2008 Haziranında SKY Türk televizyonu sabah haberleri spikerliği de yapan Musa Özuğurlu, haber bülteninde büyük bir küstahlık örneği sergilemişti. Günlük gazete haberlerini okuduğu bölümde, Milliyet gazetesinin "Zina kırbacı" başlıklı haberini aktaran spiker, şer'i hükümlere atıfta bulunarak, "Neymiş efendim, Kur'an'da yazıyormuş Eee?.." şeklinde alaylı ifadeler kullanarak kendince yorumlar yapmıştı. Kur'an'daki, "hırsızlık" hükümleri hakkında, "Bunları hala böyle (gerçek anlamda) anlayan beyinsizler var" şeklinde hakarette bulunmuştu.

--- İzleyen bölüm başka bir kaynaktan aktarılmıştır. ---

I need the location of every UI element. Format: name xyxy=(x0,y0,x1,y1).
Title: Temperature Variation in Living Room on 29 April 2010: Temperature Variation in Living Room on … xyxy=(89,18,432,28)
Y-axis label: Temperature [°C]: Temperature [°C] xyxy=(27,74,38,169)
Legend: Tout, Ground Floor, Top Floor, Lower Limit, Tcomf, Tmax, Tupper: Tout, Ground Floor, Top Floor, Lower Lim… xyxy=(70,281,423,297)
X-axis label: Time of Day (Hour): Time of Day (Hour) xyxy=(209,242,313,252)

ŞAM TEMCİLCİLİĞİ Mİ BAAS SÖZCÜLÜĞÜ MÜ?
Alevi kökenli olan Özuğurlu'nun eşinin de Nusayri olduğu ve ailesinin Lazkiye'de ikamet ettiği Hüsnü Mahalli'nin Özuğurlu'nun Şam temsilciliğine getirilmesinde etkili olduğu belirtiliyor. Medya kulislerine göre Suriye rejiminin Nusayri/Alevî kimliği ile Şam temsilcisinin kimliğinin ve rejim yanlısı haberciliğinin örtüşmesi bir tesadüf değil. Elbette kimsenin mezhebi tercihi tahfif edilemez ve suç olarak görülemez. Ancak öznel yargılarının haberciliğine yansıyor oluşu mesleki etik açısından bir problem oluşturmakta.